As for writing, who gives a crap? I have a granddaughter!

I can’t take any more!!

The dream

This winter thing has been going on long enough, thank you very much.  And I, for one, am SICK of it.  SICK, SICK, SICK.  I demand SUNSHINE and GREEN.  I want daffodils

. . . the reality

and crocuses and tulips.  I want newly budding trees and earth, for heaven’s sake.  I have worn the same pair of depressingly dark wash jeans and big, chunky boots to work everyday for the last month because I no longer CARE what the hell I look like. I am sick of wearing a coat, gloves, scarf and toque every time I step outside.  I have worn out my flannel pjs and my fingers and toes hare permanently numb.  How am I suppose to write with numb fingers?  And my nose has been dripping since November. AND I heard it’s supposed to be cold for another three months.  WTF???

I’m going to Mexico.

 

decisions, decisions

I pause for a moment. Flyers is done. Some queries have been sent – to those agents not asking for synopsis; still have to finish one.  Will wait until round two, I think. A few “no, thanks” already received.  Not despairing yet.  Still plenty of time for that.  I could continue to fiddle with mss. Not sure that’s good idea. So I hover, waiting. 

 Now what?

 Ideas brewing.  Some are swimming.  Nothing is begging to be written.
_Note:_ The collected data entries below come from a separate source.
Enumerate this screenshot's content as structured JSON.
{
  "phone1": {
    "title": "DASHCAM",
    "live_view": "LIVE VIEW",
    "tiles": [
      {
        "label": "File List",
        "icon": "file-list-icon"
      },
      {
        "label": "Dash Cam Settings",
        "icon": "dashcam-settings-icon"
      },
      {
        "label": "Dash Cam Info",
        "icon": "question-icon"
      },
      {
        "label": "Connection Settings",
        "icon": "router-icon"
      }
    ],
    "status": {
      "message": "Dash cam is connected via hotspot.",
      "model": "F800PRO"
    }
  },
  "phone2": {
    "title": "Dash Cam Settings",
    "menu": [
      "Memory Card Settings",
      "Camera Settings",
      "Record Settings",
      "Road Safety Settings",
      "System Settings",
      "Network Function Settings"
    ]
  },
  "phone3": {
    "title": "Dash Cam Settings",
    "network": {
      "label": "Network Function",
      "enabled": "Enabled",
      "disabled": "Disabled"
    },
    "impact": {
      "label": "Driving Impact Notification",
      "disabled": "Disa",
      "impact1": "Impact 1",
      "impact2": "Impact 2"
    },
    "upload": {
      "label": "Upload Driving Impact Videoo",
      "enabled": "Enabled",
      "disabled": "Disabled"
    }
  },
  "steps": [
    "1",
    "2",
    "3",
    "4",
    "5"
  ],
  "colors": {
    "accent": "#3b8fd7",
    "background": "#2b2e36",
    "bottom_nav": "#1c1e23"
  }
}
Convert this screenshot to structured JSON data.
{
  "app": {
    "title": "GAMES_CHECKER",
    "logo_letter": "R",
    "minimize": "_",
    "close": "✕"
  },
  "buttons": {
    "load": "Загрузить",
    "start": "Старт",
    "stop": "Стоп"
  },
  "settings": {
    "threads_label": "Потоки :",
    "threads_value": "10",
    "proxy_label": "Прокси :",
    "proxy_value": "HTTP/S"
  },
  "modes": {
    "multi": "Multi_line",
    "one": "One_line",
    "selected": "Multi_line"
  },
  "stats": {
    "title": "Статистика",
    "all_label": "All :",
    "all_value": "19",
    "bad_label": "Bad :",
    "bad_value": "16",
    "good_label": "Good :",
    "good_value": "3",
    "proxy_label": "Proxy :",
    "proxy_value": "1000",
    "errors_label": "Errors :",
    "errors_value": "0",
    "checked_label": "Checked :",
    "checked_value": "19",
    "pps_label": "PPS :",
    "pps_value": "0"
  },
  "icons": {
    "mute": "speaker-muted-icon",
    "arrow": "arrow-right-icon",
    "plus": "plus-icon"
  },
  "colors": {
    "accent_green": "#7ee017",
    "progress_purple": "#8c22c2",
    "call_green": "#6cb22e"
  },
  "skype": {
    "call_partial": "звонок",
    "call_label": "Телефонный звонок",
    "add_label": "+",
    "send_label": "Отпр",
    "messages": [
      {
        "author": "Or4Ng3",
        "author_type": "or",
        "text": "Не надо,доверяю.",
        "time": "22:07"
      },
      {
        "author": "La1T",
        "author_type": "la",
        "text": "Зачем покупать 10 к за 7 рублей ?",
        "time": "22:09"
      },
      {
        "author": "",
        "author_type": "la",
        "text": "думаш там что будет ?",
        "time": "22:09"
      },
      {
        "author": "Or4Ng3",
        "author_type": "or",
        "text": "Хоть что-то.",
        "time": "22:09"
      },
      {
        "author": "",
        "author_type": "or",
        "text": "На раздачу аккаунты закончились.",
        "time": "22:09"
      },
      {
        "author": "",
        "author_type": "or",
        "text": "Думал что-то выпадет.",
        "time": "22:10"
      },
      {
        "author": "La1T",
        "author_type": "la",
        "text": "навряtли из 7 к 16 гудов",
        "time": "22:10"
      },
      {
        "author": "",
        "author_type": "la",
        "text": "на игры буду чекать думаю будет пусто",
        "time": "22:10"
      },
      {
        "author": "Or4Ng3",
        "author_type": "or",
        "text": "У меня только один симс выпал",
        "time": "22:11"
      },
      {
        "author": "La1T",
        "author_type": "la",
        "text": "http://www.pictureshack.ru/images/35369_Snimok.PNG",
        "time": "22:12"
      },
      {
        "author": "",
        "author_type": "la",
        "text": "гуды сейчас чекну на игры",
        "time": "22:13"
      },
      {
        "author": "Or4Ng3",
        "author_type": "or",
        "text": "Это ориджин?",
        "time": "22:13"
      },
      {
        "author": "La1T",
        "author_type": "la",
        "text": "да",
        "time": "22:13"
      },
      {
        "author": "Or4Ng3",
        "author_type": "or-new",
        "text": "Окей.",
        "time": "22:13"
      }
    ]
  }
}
 Should I go back to reading? 

 Should I look for something quick and unassuming, something I can start and finished in three to six months, or should I plunge back into another three-year commitment?

 Decisions, decisions.

Done, done and done

So I finished The Flyers, the Swimmers, and the Walkers last night.  I completed the final revisions, after much angst and after spending far more time on this project then I ever intended.  92,488 words.  It’s done.  Finished.  Complete.  I should celebrate.  I even have a query written.  There’s still the matter of the synopsis.  Today’s task.

And then what?

When I’m writing, I’m full of hope, full of anticipation.  When I’m finished, reality floods back in and the Voices start:  who are you kidding?  This sucks.  Hope you like rejection ’cause you’re in for it big time.

Someone tell me how to shut the Voices up.

This isn’t just a manuscript.  It’s three years of my life that I will never get back.  Three years of typing, thinking, creating, falling in and out of love and then falling back in love again. Three years of fighting distractions, of struggling, giving up, starting over, giving up some more and starting again.  Three years of working at an exhausting day job and writing during lunchtimes, early in the morning, late at night, weekends. In my sleep.

I had to buy a new keyboard yesterday.  I wore the old one out.

Bye-bye, Grace.  Bye-bye, A’Tac.  Bye-bye, Jack – sorry I had to kill you off. Thanks for choosing me to tell your story. I will miss you.